Earning to cover expenses: While you would be footing most of their expenses, encourage your child to take up a part-time job. They can use this money to go out with friends or take weekend trips. They can find a job on the campus itself as a teaching assistant, computer technician, or an administrative assistant. Or they can take up a part-time job at a local restaurant or supermarket. They can also consider an internship with a company that is relevant to their field of study.
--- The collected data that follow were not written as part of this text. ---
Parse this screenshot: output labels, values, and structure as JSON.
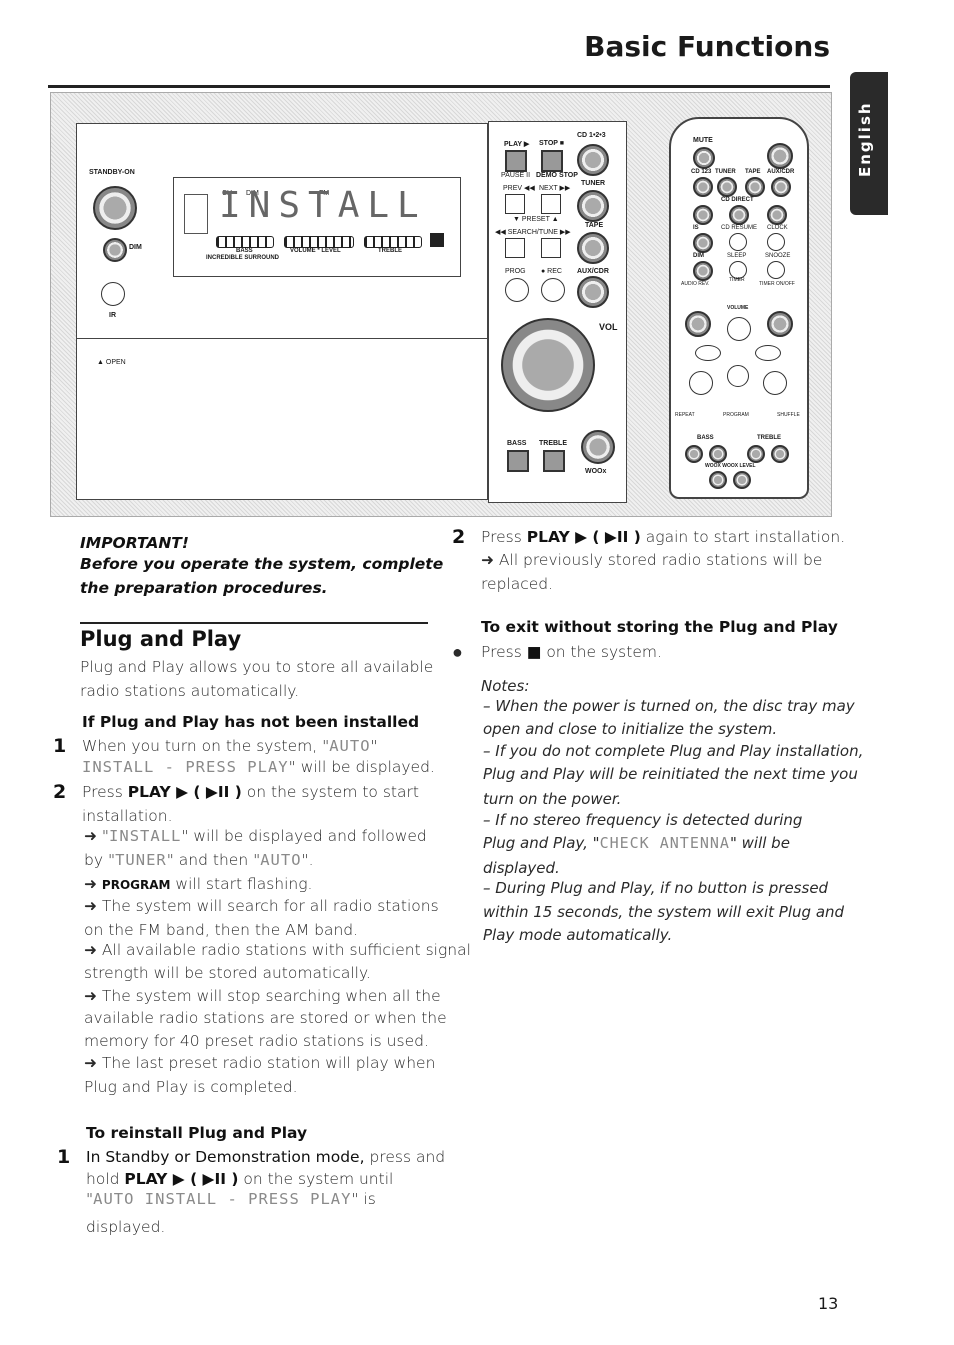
{
  "header": {
    "title": "Basic Functions",
    "language_tab": "English"
  },
  "illustration": {
    "standby": "STANDBY-ON",
    "dim": "DIM",
    "ir": "IR",
    "open": "▲ OPEN",
    "lcd_text": "INSTALL",
    "lcd_top": [
      "CH",
      "DIM",
      "FM"
    ],
    "bass": "BASS",
    "incredible": "INCREDIBLE SURROUND",
    "volume": "VOLUME * LEVEL",
    "treble": "TREBLE",
    "controls": [
      "PLAY ▶",
      "STOP ■",
      "CD 1•2•3",
      "PAUSE II",
      "DEMO STOP",
      "TUNER",
      "PREV ◀◀",
      "NEXT ▶▶",
      "▼ PRESET ▲",
      "◀◀ SEARCH/TUNE ▶▶",
      "TAPE",
      "PROG",
      "● REC",
      "AUX/CDR",
      "VOL",
      "BASS",
      "TREBLE",
      "WOOx"
    ],
    "remote": [
      "MUTE",
      "CD 123",
      "TUNER",
      "TAPE",
      "AUX/CDR",
      "CD DIRECT",
      "IS",
      "CD RESUME",
      "CLOCK",
      "DIM",
      "SLEEP",
      "SNOOZE",
      "AUDIO REV.",
      "TIMER",
      "TIMER ON/OFF",
      "VOLUME",
      "REPEAT",
      "PROGRAM",
      "SHUFFLE",
      "BASS",
      "TREBLE",
      "WOOX WOOX LEVEL"
    ]
  },
  "left": {
    "important": "IMPORTANT!",
    "important_1": "Before you operate the system, complete",
    "important_2": "the preparation procedures.",
    "heading": "Plug and Play",
    "intro": [
      "Plug and Play allows you to store all available",
      "radio stations automatically."
    ],
    "sub1": "If Plug and Play has not been installed",
    "step1_num": "1",
    "step1": [
      "When you turn on the system, \"",
      "AUTO",
      "\"",
      "INSTALL - PRESS PLAY",
      "\" will be displayed."
    ],
    "step2_num": "2",
    "step2": [
      "Press ",
      "PLAY ▶ ( ▶II )",
      " on the system to start",
      "installation."
    ],
    "arrows": [
      [
        "➜ \"",
        "INSTALL",
        "\" will be displayed and followed"
      ],
      [
        "by \"",
        "TUNER",
        "\" and then \"",
        "AUTO",
        "\"."
      ],
      [
        "➜ ",
        "PROGRAM",
        " will start flashing."
      ],
      [
        "➜ The system will search for all radio stations",
        "on the FM band, then the AM band."
      ],
      [
        "➜ All available radio stations with sufficient signal",
        "strength will be stored automatically."
      ],
      [
        "➜ The system will stop searching when all the",
        "available radio stations are stored or when the",
        "memory for 40 preset radio stations is used."
      ],
      [
        "➜ The last preset radio station will play when",
        "Plug and Play is completed."
      ]
    ],
    "sub2": "To reinstall Plug and Play",
    "reinstall_num": "1",
    "reinstall": [
      "In Standby or Demonstration mode,",
      " press and",
      "hold ",
      "PLAY ▶ ( ▶II )",
      " on the system until",
      "\"",
      "AUTO INSTALL - PRESS PLAY",
      "\" is",
      "displayed."
    ]
  },
  "right": {
    "step2_num": "2",
    "step2": [
      "Press ",
      "PLAY ▶ ( ▶II )",
      " again to start installation.",
      "➜ All previously stored radio stations will be",
      "replaced."
    ],
    "sub": "To exit without storing the Plug and Play",
    "bullet": "●",
    "exit": [
      "Press ",
      "■",
      " on the system."
    ],
    "notes_title": "Notes:",
    "notes": [
      "– When the power is turned on, the disc tray may",
      "open and close to initialize the system.",
      "– If you do not complete Plug and Play installation,",
      "Plug and Play will be reinitiated the next time you",
      "turn on the power.",
      "– If no stereo frequency is detected during"
    ],
    "note_check": [
      "Plug and Play, \"",
      "CHECK ANTENNA",
      "\" will be",
      "displayed."
    ],
    "notes2": [
      "– During Plug and Play, if no button is pressed",
      "within 15 seconds, the system will exit Plug and",
      "Play mode automatically."
    ]
  },
  "page_number": "13"
}
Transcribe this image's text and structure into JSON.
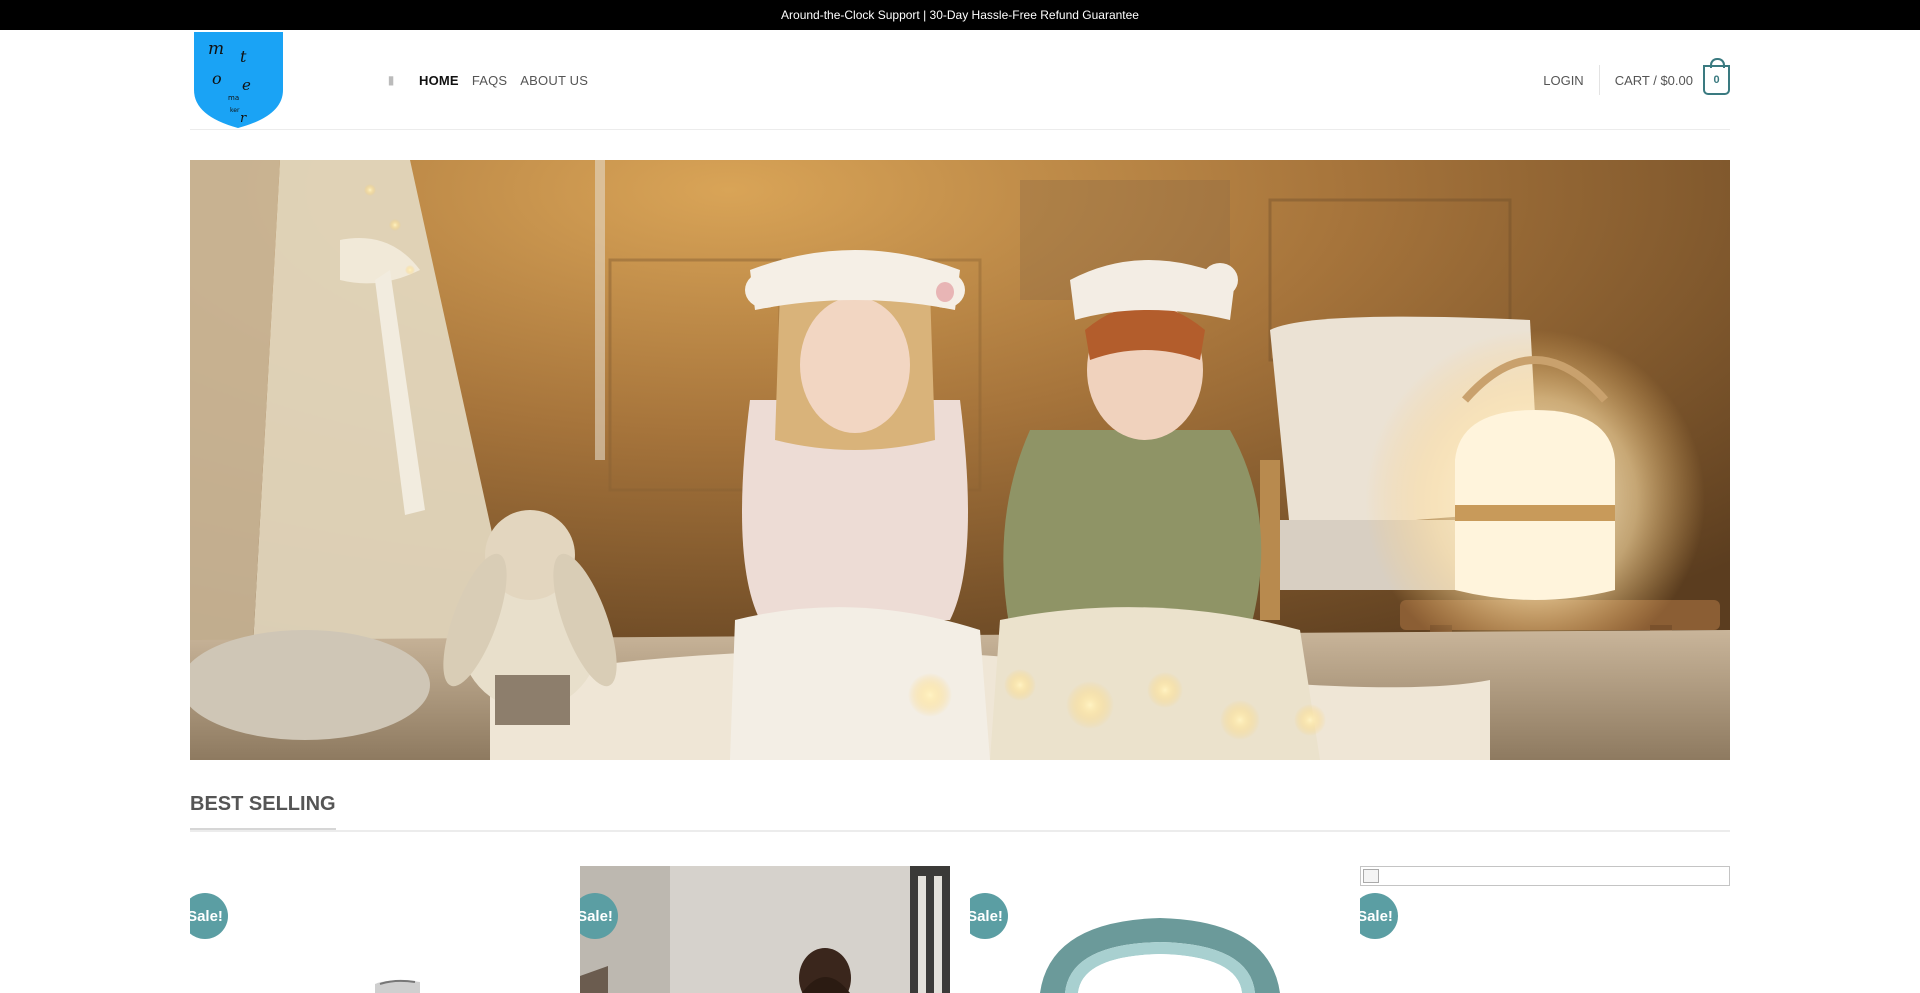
{
  "announcement": "Around-the-Clock Support | 30-Day Hassle-Free Refund Guarantee",
  "logo": {
    "text_lines": [
      "m t",
      "o e",
      "ma",
      "ker"
    ],
    "color": "#1aa3f5"
  },
  "nav": {
    "menu_icon": "menu-icon",
    "items": [
      {
        "label": "HOME",
        "active": true
      },
      {
        "label": "FAQS",
        "active": false
      },
      {
        "label": "ABOUT US",
        "active": false
      }
    ]
  },
  "account": {
    "login_label": "LOGIN",
    "cart_label": "CART / $0.00",
    "cart_count": "0"
  },
  "hero": {
    "scene": "two children wearing bear sleep masks sitting on a bed with fairy lights"
  },
  "best_selling": {
    "title": "BEST SELLING",
    "products": [
      {
        "badge": "Sale!"
      },
      {
        "badge": "Sale!"
      },
      {
        "badge": "Sale!"
      },
      {
        "badge": "Sale!"
      }
    ]
  },
  "colors": {
    "topbar_bg": "#000000",
    "accent": "#3a7a80",
    "badge": "#5b9ea3"
  }
}
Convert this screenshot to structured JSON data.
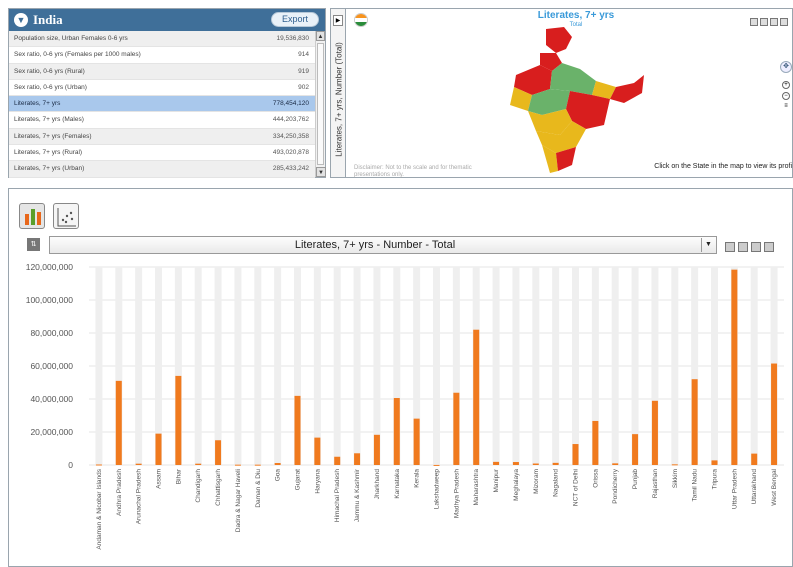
{
  "left_panel": {
    "title": "India",
    "export_label": "Export",
    "rows": [
      {
        "label": "Population size, Urban Females 0-6 yrs",
        "value": "19,536,830",
        "selected": false
      },
      {
        "label": "Sex ratio, 0-6 yrs (Females per 1000 males)",
        "value": "914",
        "selected": false
      },
      {
        "label": "Sex ratio, 0-6 yrs (Rural)",
        "value": "919",
        "selected": false
      },
      {
        "label": "Sex ratio, 0-6 yrs (Urban)",
        "value": "902",
        "selected": false
      },
      {
        "label": "Literates, 7+ yrs",
        "value": "778,454,120",
        "selected": true
      },
      {
        "label": "Literates, 7+ yrs (Males)",
        "value": "444,203,762",
        "selected": false
      },
      {
        "label": "Literates, 7+ yrs (Females)",
        "value": "334,250,358",
        "selected": false
      },
      {
        "label": "Literates, 7+ yrs (Rural)",
        "value": "493,020,878",
        "selected": false
      },
      {
        "label": "Literates, 7+ yrs (Urban)",
        "value": "285,433,242",
        "selected": false
      }
    ]
  },
  "vertical_label": "Literates, 7+ yrs, Number (Total)",
  "map": {
    "title": "Literates, 7+ yrs",
    "subtitle": "Total",
    "disclaimer": "Disclaimer: Not to the scale and for thematic presentations only.",
    "click_hint": "Click on the State in the map to view its profi"
  },
  "chart_selector": {
    "selected": "Literates, 7+ yrs - Number - Total"
  },
  "colors": {
    "bar": "#f07a1e",
    "track": "#efefef",
    "header": "#3f6f99",
    "selected_row": "#a9c8ec"
  },
  "chart_data": {
    "type": "bar",
    "title": "Literates, 7+ yrs - Number - Total",
    "ylim": [
      0,
      120000000
    ],
    "yticks": [
      "0",
      "20,000,000",
      "40,000,000",
      "60,000,000",
      "80,000,000",
      "100,000,000",
      "120,000,000"
    ],
    "grid": true,
    "categories": [
      "Andaman & Nicobar Islands",
      "Andhra Pradesh",
      "Arunachal Pradesh",
      "Assam",
      "Bihar",
      "Chandigarh",
      "Chhattisgarh",
      "Dadra & Nagar Haveli",
      "Daman & Diu",
      "Goa",
      "Gujarat",
      "Haryana",
      "Himachal Pradesh",
      "Jammu & Kashmir",
      "Jharkhand",
      "Karnataka",
      "Kerala",
      "Lakshadweep",
      "Madhya Pradesh",
      "Maharashtra",
      "Manipur",
      "Meghalaya",
      "Mizoram",
      "Nagaland",
      "NCT of Delhi",
      "Orissa",
      "Pondicherry",
      "Punjab",
      "Rajasthan",
      "Sikkim",
      "Tamil Nadu",
      "Tripura",
      "Uttar Pradesh",
      "Uttarakhand",
      "West Bengal"
    ],
    "values": [
      300000,
      51000000,
      800000,
      19000000,
      54000000,
      800000,
      15000000,
      200000,
      200000,
      1200000,
      41900000,
      16600000,
      5000000,
      7100000,
      18300000,
      40600000,
      28100000,
      50000,
      43800000,
      82000000,
      1900000,
      1800000,
      900000,
      1300000,
      12700000,
      26700000,
      1000000,
      18700000,
      38900000,
      400000,
      52000000,
      2800000,
      118400000,
      6900000,
      61500000
    ]
  }
}
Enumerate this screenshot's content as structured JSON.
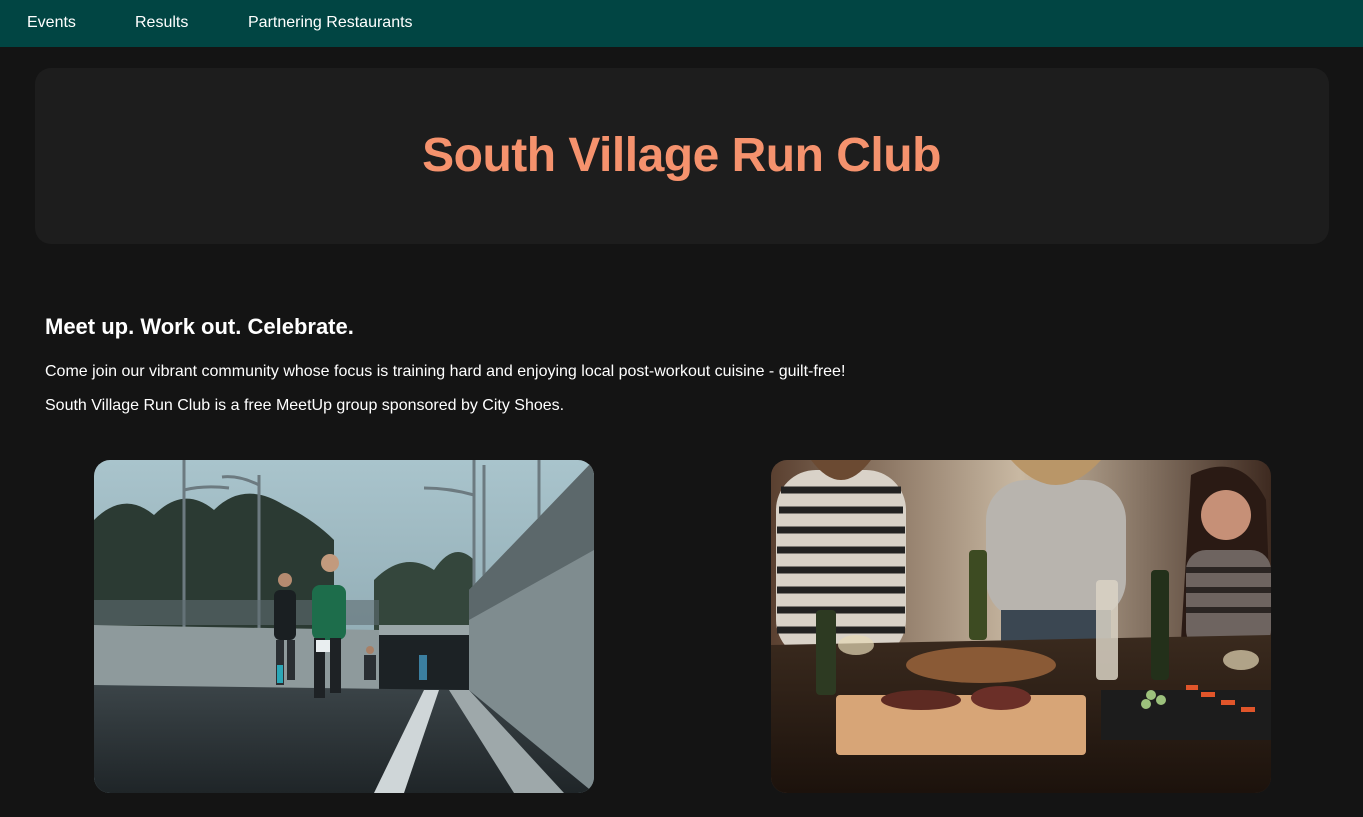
{
  "nav": {
    "items": [
      {
        "label": "Events"
      },
      {
        "label": "Results"
      },
      {
        "label": "Partnering Restaurants"
      }
    ]
  },
  "hero": {
    "title": "South Village Run Club"
  },
  "intro": {
    "heading": "Meet up. Work out. Celebrate.",
    "paragraph1": "Come join our vibrant community whose focus is training hard and enjoying local post-workout cuisine - guilt-free!",
    "paragraph2": "South Village Run Club is a free MeetUp group sponsored by City Shoes."
  },
  "images": [
    {
      "subject": "runners-on-road-photo"
    },
    {
      "subject": "friends-dining-photo"
    }
  ],
  "colors": {
    "nav_bg": "#014543",
    "page_bg": "#141414",
    "hero_bg": "#1d1d1d",
    "accent": "#f5926d"
  }
}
Art of saving: A penny saved is a penny earned. Saving is a skill that can help your child succeed in life. Explain to them that saving small amounts regularly can quickly add up. They could talk to their banks abroad and set up an automated system (like recurring deposits) where a set amount of money is deducted from their savings account every month and deployed in a secure fixed income investment. With the interest earned and the magic of compounding, they can be a step ahead of their peers even before they start their career. They can use this corpus to fund their further studies, put down a security deposit for a rental property, buy a car, or take a holiday.

Wiring them money on a fixed schedule: This is something that you, as a parent, can do to help your child. You can support them financially from virtually any part of the world.  To do so, fix a schedule and send them money via a reliable and prompt money transfer service such as Western Union. Tell them when to expect the money – fortnightly or monthly, in a way that sits well with their recurring expenses – so that they can budget and plan accordingly. Discourage ad hoc demands of money.

As your child prepares to step out of the comfort of their homes to start living an independent life, help them build financial discipline. The sooner they adapt to and utilise money management skills, the better are their chances of flourishing and becoming financially successful.